Ia tidak wajib membayar kafarat atas maksiat yang dilakukan dalam kondisi itu. Dia hanya wajib bertobat dengan sungguh-sungguh kepada Allah Subhanahu wa Ta’ala berdasarkan firman-Nya,
وَإِنِّي لَغَفَّارٌ لِمَنْ تَابَ وَآمَنَ وَعَمِلَ صَالِحًا ثُمَّ اهْتَدَى
“Dan sesungguhnya Aku Maha Pengampun bagi orang yang bertaubat, beriman, beramal saleh, kemudian tetap di jalan yang benar.” (QS. Thaahaa: 82)
Dan,
وَالَّذِينَ لاَ يَدْعُونَ مَعَ اللَّهِ إِلَهًا آخَرَ وَلاَ يَقْتُلُونَ النَّفْسَ الَّتِي حَرَّمَ اللَّهُ إِلا بِالْحَقِّ وَلاَ يَزْنُونَ وَمَنْ يَفْعَلْ ذَلِكَ يَلْقَ أَثَامًا (68) يُضَاعَفْ لَهُ الْعَذَابُ يَوْمَ الْقِيَامَةِ وَيَخْلُدْ فِيهِ مُهَانًا (69) إِلا مَنْ تَابَ وَآمَنَ وَعَمِلَ عَمَلا صَالِحًا فَأُولَئِكَ يُبَدِّلُ اللَّهُ سَيِّئَاتِهِمْ حَسَنَاتٍ وَكَانَ اللَّهُ غَفُورًا رَحِيمًا
“Dan orang-orang yang tidak menyembah tuhan yang lain beserta Allah dan tidak membunuh jiwa yang diharamkan Allah (membunuhnya) kecuali dengan (alasan) yang benar, dan tidak berzina, barangsiapa yang melakukan demikian itu, niscaya dia mendapat (pembalasan) dosa(nya),(68) (yakni) akan dilipat gandakan azab untuknya pada hari kiamat dan dia akan kekal dalam azab itu, dalam keadaan terhina,(69) kecuali orang-orang yang bertaubat, beriman dan mengerjakan amal saleh; maka kejahatan mereka diganti Allah dengan kebaikan. Dan adalah Allah Maha Pengampun lagi Maha Penyayang.” (QS. Al-Furqaan: 68-70)

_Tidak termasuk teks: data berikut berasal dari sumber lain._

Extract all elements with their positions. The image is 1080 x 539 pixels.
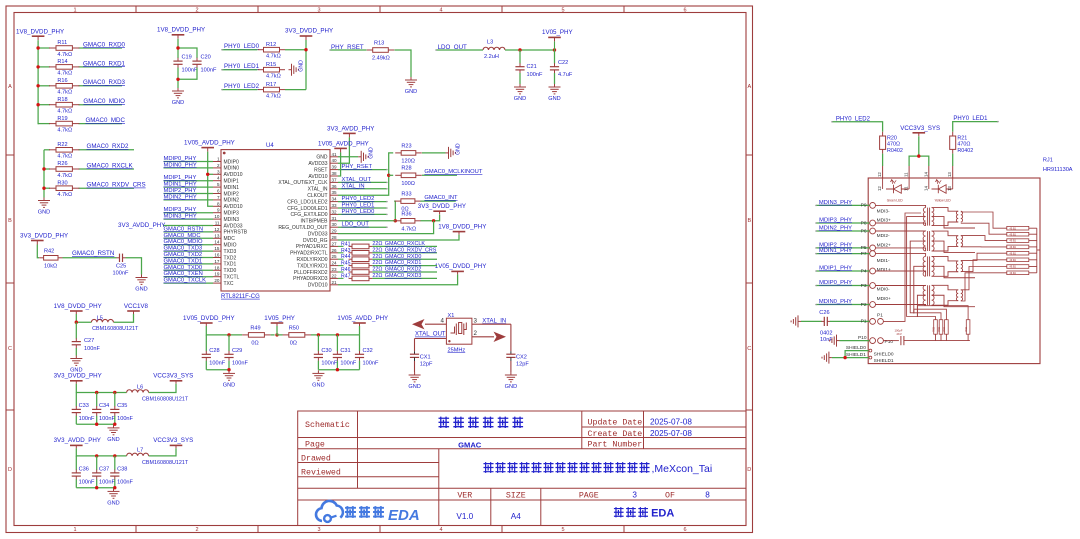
crystal X1 glyph xyxy=(451,323,467,336)
svg-text:GMAC0_TXEN: GMAC0_TXEN xyxy=(164,271,203,277)
svg-text:R0402: R0402 xyxy=(957,148,973,154)
wire R44 to GMAC0_RXD0 xyxy=(372,258,437,260)
resistor R49 0R xyxy=(242,334,248,336)
svg-text:2: 2 xyxy=(195,8,198,14)
title value company (CJK)EDA xyxy=(614,507,624,517)
ground CX2 xyxy=(510,372,512,375)
svg-text:1V05_AVDD_PHY: 1V05_AVDD_PHY xyxy=(337,315,388,322)
wire C29 bottom xyxy=(228,361,230,370)
wire C28 drop xyxy=(205,335,207,351)
resistor R42 10k xyxy=(39,257,44,259)
junction bank1 row4 xyxy=(36,103,39,106)
wire RJ1 right bus xyxy=(1036,228,1038,273)
svg-text:14: 14 xyxy=(923,186,928,191)
wire C37 drop xyxy=(96,456,98,470)
svg-text:R36: R36 xyxy=(401,211,411,217)
svg-text:TXD0: TXD0 xyxy=(224,268,237,274)
junction R36/DVDD33 xyxy=(432,219,435,222)
svg-text:P1: P1 xyxy=(861,319,867,325)
ground C25 xyxy=(141,275,143,278)
svg-text:R30: R30 xyxy=(57,180,67,186)
wire C37 bottom xyxy=(96,479,98,487)
capacitor C25 100nF xyxy=(117,257,120,259)
svg-text:C29: C29 xyxy=(232,348,242,354)
svg-text:C36: C36 xyxy=(79,466,89,472)
svg-text:CBM160808U121T: CBM160808U121T xyxy=(142,397,189,403)
svg-text:4: 4 xyxy=(439,8,442,14)
svg-text:MDIN2: MDIN2 xyxy=(224,198,240,204)
svg-text:4.7kΩ: 4.7kΩ xyxy=(57,71,72,77)
svg-text:GMAC0_RSTN: GMAC0_RSTN xyxy=(164,226,204,232)
svg-text:MDIN3_PHY: MDIN3_PHY xyxy=(164,214,197,220)
svg-text:C: C xyxy=(8,346,12,352)
svg-text:MDIP2: MDIP2 xyxy=(224,191,240,197)
svg-text:C19: C19 xyxy=(182,55,192,61)
pin 21 DVDD10 (U4 right) xyxy=(330,284,338,286)
wire R20 to RJ pin 12 xyxy=(882,154,884,166)
wire L3 to 1V05_PHY xyxy=(505,49,555,51)
svg-text:MDI2-: MDI2- xyxy=(877,233,890,239)
svg-text:R18: R18 xyxy=(57,97,67,103)
svg-text:B: B xyxy=(747,218,751,224)
pin 32 CFG_EXT/LED0 (U4 right) xyxy=(330,213,338,215)
svg-text:R16: R16 xyxy=(57,78,67,84)
svg-text:GMAC0_RXD2: GMAC0_RXD2 xyxy=(87,143,130,150)
svg-text:4.7kΩ: 4.7kΩ xyxy=(57,127,72,133)
RJ1 termination resistor bank xyxy=(1007,226,1029,230)
resistor R43 22R xyxy=(338,252,344,254)
pin 28 DVDD_RG (U4 right) xyxy=(330,239,338,241)
LED green (RJ1 internal) xyxy=(882,178,884,189)
svg-text:AVDD33: AVDD33 xyxy=(224,223,243,229)
transformer T3 windings (RJ1 internal) xyxy=(923,256,925,276)
svg-text:MDIN3_PHY: MDIN3_PHY xyxy=(819,200,852,206)
svg-text:4.7kΩ: 4.7kΩ xyxy=(57,52,72,58)
wire PHY0_LED0 U4 pin 32 xyxy=(338,213,386,215)
svg-text:C28: C28 xyxy=(209,348,219,354)
svg-text:GMAC0_RSTN: GMAC0_RSTN xyxy=(72,250,114,257)
svg-text:X1: X1 xyxy=(448,313,455,319)
wire C27 drop xyxy=(75,322,77,338)
wire MDIN1_PHY to U4 pin 5 xyxy=(164,186,214,188)
svg-text:CFG_EXT/LED0: CFG_EXT/LED0 xyxy=(291,212,328,218)
svg-text:22Ω: 22Ω xyxy=(372,241,382,247)
svg-text:A4: A4 xyxy=(511,512,521,521)
svg-text:100nF: 100nF xyxy=(79,416,95,422)
inductor L6 CBM160808U121T xyxy=(127,390,149,393)
wire L6 caps bottom bus xyxy=(76,423,115,425)
svg-text:GMAC0_RXCLK: GMAC0_RXCLK xyxy=(87,162,134,169)
wire R12 to rail xyxy=(285,49,306,51)
svg-text:C22: C22 xyxy=(558,60,568,66)
connector RJ1 HR911130A box xyxy=(868,178,1040,364)
svg-text:P8: P8 xyxy=(861,220,867,226)
svg-text:41: 41 xyxy=(332,152,338,157)
svg-text:Part Number: Part Number xyxy=(588,440,643,450)
svg-text:R13: R13 xyxy=(374,41,384,47)
wire R36 row xyxy=(394,220,395,222)
wire row R19 xyxy=(38,123,50,125)
svg-text:MDIP0_PHY: MDIP0_PHY xyxy=(164,156,197,162)
wire GMAC0_RSTN to U4 pin 12 xyxy=(164,231,214,233)
pin 19 TXCTL (U4 left) xyxy=(213,276,221,278)
svg-text:22Ω: 22Ω xyxy=(372,273,382,279)
svg-text:Yellow LED: Yellow LED xyxy=(935,199,952,203)
svg-text:MDIN1_PHY: MDIN1_PHY xyxy=(819,248,852,254)
svg-text:MDI1-: MDI1- xyxy=(877,258,890,264)
pin 23 PLLOFF/RXD2 (U4 right) xyxy=(330,271,338,273)
svg-text:TXD1: TXD1 xyxy=(224,262,237,268)
svg-text:100Ω: 100Ω xyxy=(401,181,415,187)
wire MDIP0_PHY to U4 pin 1 xyxy=(164,161,214,163)
wire GMAC0_TXEN to U4 pin 19 xyxy=(164,276,214,278)
wire row R30 xyxy=(44,187,50,189)
svg-text:GND: GND xyxy=(312,383,324,389)
svg-text:R45: R45 xyxy=(341,261,351,267)
junction C34 bottom xyxy=(95,423,98,426)
wire R28 to MCLKINOUT xyxy=(422,174,457,176)
resistor R33 0R xyxy=(395,200,401,202)
pin 36 XTAL_IN (U4 right) xyxy=(330,188,338,190)
wire L6 row xyxy=(76,384,126,393)
pin 40 AVDD33 (U4 right) xyxy=(330,162,338,164)
svg-text:GMAC0_TXD3: GMAC0_TXD3 xyxy=(164,246,203,252)
resistor R28 100R xyxy=(395,174,401,176)
svg-text:XTAL_OUT/EXT_CLK: XTAL_OUT/EXT_CLK xyxy=(278,180,328,186)
svg-text:C25: C25 xyxy=(116,264,126,270)
svg-text:100nF: 100nF xyxy=(113,271,129,277)
wire T1 primary connections xyxy=(876,205,926,207)
svg-text:MDIP0_PHY: MDIP0_PHY xyxy=(819,280,852,286)
wire PHY_RSET U4 pin 39 xyxy=(338,169,386,171)
svg-text:11: 11 xyxy=(215,221,220,226)
svg-text:12: 12 xyxy=(877,186,882,191)
wire pin41 GND xyxy=(338,156,358,158)
svg-text:2.2uH: 2.2uH xyxy=(484,54,499,60)
junction C19 top xyxy=(176,46,179,49)
svg-text:5: 5 xyxy=(217,182,220,187)
junction C35 bottom xyxy=(113,423,116,426)
wire R36 to 3V3 power xyxy=(421,215,440,221)
svg-text:MDIP1_PHY: MDIP1_PHY xyxy=(164,175,197,181)
svg-text:GND: GND xyxy=(514,96,526,102)
svg-text:GND: GND xyxy=(405,89,417,95)
pin 5 MDIN1 (U4 left) xyxy=(213,186,221,188)
inductor L3 2.2uH xyxy=(483,47,505,50)
svg-text:GMAC0_RXD1: GMAC0_RXD1 xyxy=(83,60,126,67)
resistor R36 4.7k xyxy=(395,220,401,222)
inductor L7 CBM160808U121T xyxy=(127,453,149,456)
wire C28/C29 bottom bus xyxy=(206,369,229,371)
wire T3 primary connections xyxy=(876,254,926,257)
svg-text:PHYAD0/RXD3: PHYAD0/RXD3 xyxy=(293,276,328,282)
svg-text:MDI3+: MDI3+ xyxy=(877,217,891,223)
svg-text:GND: GND xyxy=(107,437,119,443)
net port arrow X1 pin2 xyxy=(494,332,507,342)
svg-text:R15: R15 xyxy=(266,62,276,68)
pin 2 X1 xyxy=(472,336,494,338)
wire C32 bottom xyxy=(359,361,361,370)
svg-text:AVDD10: AVDD10 xyxy=(224,204,243,210)
svg-text:C26: C26 xyxy=(819,310,829,316)
ground L7 caps xyxy=(113,488,115,491)
wire C36 drop xyxy=(75,456,77,470)
svg-text:6: 6 xyxy=(683,8,686,14)
svg-text:8: 8 xyxy=(705,490,710,499)
svg-text:19: 19 xyxy=(214,272,220,277)
wire P10 row xyxy=(837,340,840,342)
pin 34 CFG_LDO1/LED2 (U4 right) xyxy=(330,201,338,203)
wire 1V05_PHY stem xyxy=(277,326,283,335)
svg-text:1V8_DVDD_PHY: 1V8_DVDD_PHY xyxy=(157,27,205,34)
pin 18 TXD0 (U4 left) xyxy=(213,269,221,271)
svg-text:P6: P6 xyxy=(861,228,867,234)
wire DVDD33 pin29 to junction xyxy=(338,221,434,234)
svg-text:3: 3 xyxy=(474,317,478,324)
pin 26 PHYAD2/RXCTL (U4 right) xyxy=(330,252,338,254)
svg-text:MDIP2_PHY: MDIP2_PHY xyxy=(164,188,197,194)
svg-text:C37: C37 xyxy=(99,466,109,472)
pin 9 MDIP3 (U4 left) xyxy=(213,212,221,214)
wire XTAL_OUT U4 pin 37 xyxy=(338,181,386,183)
svg-text:MDI0-: MDI0- xyxy=(877,287,890,293)
svg-text:PAGE: PAGE xyxy=(579,491,599,500)
svg-text:GMAC0_TXD2: GMAC0_TXD2 xyxy=(164,252,203,258)
svg-text:4: 4 xyxy=(217,176,220,181)
svg-text:VCC3V3_SYS: VCC3V3_SYS xyxy=(153,437,193,444)
svg-text:100nF: 100nF xyxy=(363,361,379,367)
svg-text:R44: R44 xyxy=(341,254,351,260)
svg-text:GND: GND xyxy=(172,100,184,106)
wire MDIN2_PHY to RJ1 P6 xyxy=(816,230,870,232)
svg-text:100nF: 100nF xyxy=(527,72,543,78)
resistor R11 4.7k xyxy=(49,47,56,49)
svg-text:3V3_DVDD_PHY: 3V3_DVDD_PHY xyxy=(20,233,68,240)
svg-text:PHYRSTB: PHYRSTB xyxy=(224,230,248,236)
svg-text:49.9Ω: 49.9Ω xyxy=(1010,227,1017,230)
ground C30 xyxy=(317,370,319,373)
wire C19/C20 top xyxy=(177,39,179,58)
wire MDIP3_PHY to U4 pin 9 xyxy=(164,212,214,214)
ground C29 xyxy=(228,370,230,373)
svg-text:Page: Page xyxy=(305,441,325,450)
wire GMAC0_TXD0 to U4 pin 18 xyxy=(164,269,214,271)
resistor R12 4.7k xyxy=(258,49,264,51)
wire L7 caps bottom bus xyxy=(76,487,115,489)
resistor R45 22R xyxy=(338,265,344,267)
wire R49-R50 xyxy=(271,334,275,336)
svg-text:3: 3 xyxy=(632,490,637,499)
svg-text:MDIN0: MDIN0 xyxy=(224,166,240,172)
svg-text:GMAC0_TXCLK: GMAC0_TXCLK xyxy=(164,278,207,284)
svg-text:GND: GND xyxy=(107,501,119,507)
svg-text:CX1: CX1 xyxy=(420,354,431,360)
svg-text:DVDD33: DVDD33 xyxy=(308,231,328,237)
RJ1 top pin stubs 12 11 14 13 xyxy=(882,166,884,178)
resistor R23 120R xyxy=(395,152,401,154)
pin 35 CLKOUT (U4 right) xyxy=(330,194,338,196)
svg-text:GMAC0_RXD3: GMAC0_RXD3 xyxy=(385,273,422,279)
junction bank2 row2 xyxy=(42,167,45,170)
svg-text:37: 37 xyxy=(332,177,338,182)
svg-text:25: 25 xyxy=(332,254,338,259)
resistor R26 4.7k xyxy=(49,168,56,170)
svg-text:SHIELD0: SHIELD0 xyxy=(874,351,894,357)
svg-text:22: 22 xyxy=(332,273,338,278)
svg-text:SHIELD1: SHIELD1 xyxy=(874,358,894,364)
wire GMAC0_MDC to U4 pin 13 xyxy=(164,237,214,239)
wire pin38 AVDD10 xyxy=(338,152,341,176)
svg-text:1: 1 xyxy=(73,527,76,533)
svg-text:R33: R33 xyxy=(401,192,411,198)
svg-text:CX2: CX2 xyxy=(516,354,527,360)
wire T1 center tap xyxy=(907,217,926,307)
capacitor CX1 12pF xyxy=(414,351,416,354)
svg-text:GMAC0_INT: GMAC0_INT xyxy=(424,195,458,201)
svg-text:VCC3V3_SYS: VCC3V3_SYS xyxy=(153,373,193,380)
junction INTB xyxy=(394,219,397,222)
junction C29 bottom xyxy=(227,368,230,371)
svg-text:R14: R14 xyxy=(57,59,67,65)
wire XTAL_IN U4 pin 36 xyxy=(338,188,386,190)
svg-text:R47: R47 xyxy=(341,273,351,279)
svg-text:C35: C35 xyxy=(117,403,127,409)
svg-text:10nF: 10nF xyxy=(820,337,833,343)
svg-text:Update Date: Update Date xyxy=(588,417,643,427)
pin 30 REG_OUT/LDO_OUT (U4 right) xyxy=(330,226,338,228)
inductor L5 CBM160808U121T xyxy=(91,319,113,322)
wire T2 secondary to choke xyxy=(932,231,975,252)
svg-text:13: 13 xyxy=(947,186,952,191)
junction bank1 row3 xyxy=(36,84,39,87)
title value project name (CJK + MeXcon_Tai) xyxy=(483,462,493,473)
wire VCC to LED pins 11/14 xyxy=(909,136,919,166)
svg-text:GMAC0_MDC: GMAC0_MDC xyxy=(164,233,201,239)
svg-text:75Ω: 75Ω xyxy=(942,327,946,332)
wire MDIN1_PHY to RJ1 P7 xyxy=(816,253,870,255)
wire MDIP2_PHY to RJ1 P5 xyxy=(816,247,870,249)
svg-text:29: 29 xyxy=(332,229,338,234)
svg-text:8: 8 xyxy=(217,201,220,206)
svg-text:2: 2 xyxy=(474,330,478,337)
svg-text:31: 31 xyxy=(332,216,338,221)
svg-text:R42: R42 xyxy=(44,249,54,255)
svg-text:,MeXcon_Tai: ,MeXcon_Tai xyxy=(652,463,713,475)
wire 3V3_AVDD_PHY pin 11 xyxy=(164,225,214,227)
svg-text:100nF: 100nF xyxy=(99,416,115,422)
svg-text:4.7kΩ: 4.7kΩ xyxy=(266,54,281,60)
svg-text:4.7kΩ: 4.7kΩ xyxy=(57,154,72,160)
svg-text:PHY0_LED0: PHY0_LED0 xyxy=(342,209,375,215)
svg-text:MDIN1_PHY: MDIN1_PHY xyxy=(164,182,197,188)
wire RJ1 secondary staircase xyxy=(961,212,1007,228)
wire MDIP3_PHY to RJ1 P8 xyxy=(816,222,870,224)
svg-text:MDIP1_PHY: MDIP1_PHY xyxy=(819,265,852,271)
wire PHY0_LED1 xyxy=(222,69,258,71)
svg-text:AVDD10: AVDD10 xyxy=(308,174,327,180)
svg-text:4.7kΩ: 4.7kΩ xyxy=(57,173,72,179)
svg-text:GMAC0_MDIO: GMAC0_MDIO xyxy=(83,98,125,105)
svg-text:17: 17 xyxy=(214,259,220,264)
wire R43 to GMAC0_RXDV_CRS xyxy=(372,252,437,254)
svg-text:75Ω: 75Ω xyxy=(964,327,968,332)
junction C30 top xyxy=(317,333,320,336)
pin 31 INTB/PMEB (U4 right) xyxy=(330,220,338,222)
wire MDIN0_PHY to U4 pin 2 xyxy=(164,167,214,169)
svg-text:49.9Ω: 49.9Ω xyxy=(1010,233,1017,236)
svg-text:R49: R49 xyxy=(250,325,260,331)
svg-text:100nF: 100nF xyxy=(340,361,356,367)
svg-text:20: 20 xyxy=(214,278,220,283)
svg-text:TXC: TXC xyxy=(224,281,234,287)
capacitor C36 100nF xyxy=(75,470,77,473)
svg-text:3: 3 xyxy=(317,527,320,533)
svg-text:TXD3: TXD3 xyxy=(224,249,237,255)
svg-text:4.7kΩ: 4.7kΩ xyxy=(266,74,281,80)
frame column ticks top/bottom xyxy=(135,6,137,13)
pin 1 MDIP0 (U4 left) xyxy=(213,161,221,163)
pin 3 X1 xyxy=(472,323,479,325)
svg-text:PLLOFF/RXD2: PLLOFF/RXD2 xyxy=(294,270,328,276)
svg-text:13: 13 xyxy=(214,233,220,238)
wire C33 drop xyxy=(75,393,77,407)
svg-text:49.9Ω: 49.9Ω xyxy=(1010,272,1017,275)
ground L6 caps xyxy=(113,425,115,428)
wire CLKOUT to R23/R28 rail xyxy=(338,153,393,195)
capacitor C30 100nF xyxy=(317,351,319,354)
junction bank1 row2 xyxy=(36,65,39,68)
svg-text:12: 12 xyxy=(214,227,220,232)
svg-text:GMAC0_RXD1: GMAC0_RXD1 xyxy=(385,260,422,266)
svg-text:34: 34 xyxy=(332,197,338,202)
svg-text:R20: R20 xyxy=(887,135,897,141)
svg-text:SIZE: SIZE xyxy=(506,491,526,500)
svg-text:EDA: EDA xyxy=(651,508,674,520)
capacitor C34 100nF xyxy=(96,406,98,409)
wire C29 drop xyxy=(228,335,230,351)
capacitor C37 100nF xyxy=(96,470,98,473)
svg-text:LDO_OUT: LDO_OUT xyxy=(342,222,370,228)
junction 1V05_PHY mid xyxy=(275,333,278,336)
capacitor C28 100nF xyxy=(205,351,207,354)
capacitor C22 4.7uF xyxy=(554,63,556,66)
wire GMAC0_TXD1 to U4 pin 17 xyxy=(164,263,214,265)
wire R45 to GMAC0_RXD1 xyxy=(372,265,437,267)
svg-text:22Ω: 22Ω xyxy=(372,267,382,273)
svg-text:P9: P9 xyxy=(861,203,867,209)
svg-text:16: 16 xyxy=(214,253,220,258)
svg-text:2025-07-08: 2025-07-08 xyxy=(650,417,692,426)
capacitor C31 100nF xyxy=(336,351,338,354)
resistor R14 4.7k xyxy=(49,66,56,68)
svg-text:D: D xyxy=(747,467,751,473)
svg-text:MDIN0_PHY: MDIN0_PHY xyxy=(164,162,197,168)
junction LED rail R12 xyxy=(304,48,307,51)
svg-text:11: 11 xyxy=(904,172,909,177)
wire R46 to GMAC0_RXD2 xyxy=(372,271,437,273)
pin 37 XTAL_OUT/EXT_CLK (U4 right) xyxy=(330,181,338,183)
wire GMAC0_TXD3 to U4 pin 15 xyxy=(164,250,214,252)
svg-text:MDIN1: MDIN1 xyxy=(224,185,240,191)
svg-text:OF: OF xyxy=(665,491,675,500)
wire R28 branch xyxy=(389,174,394,176)
wire MDIN3_PHY to RJ1 P9 xyxy=(816,204,870,206)
junction C21 top xyxy=(518,48,521,51)
svg-text:XTAL_OUT: XTAL_OUT xyxy=(415,332,446,338)
wire T2 center tap xyxy=(910,241,925,310)
wire C28 bottom xyxy=(205,361,207,370)
wire R21 to RJ pin 13 xyxy=(952,154,954,166)
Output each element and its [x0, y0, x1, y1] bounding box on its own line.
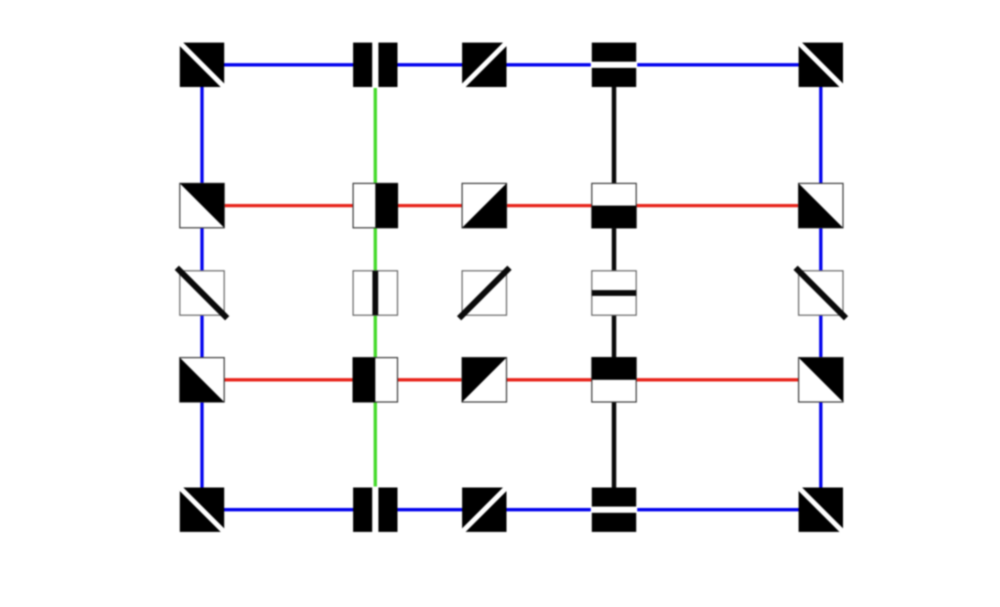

Hakikat tobat adalah menyesali dosa yang telah dilakukan, menjauhinya secara total, bertekad untuk tidak mengulanginya, dan mengembalikan hak-hak orang yang telah diambilnya (secara zalim).
Wabillahittaufiq, wa Shallallahu `Ala Nabiyyina Muhammad wa Alihi wa Shahbihi wa Sallam.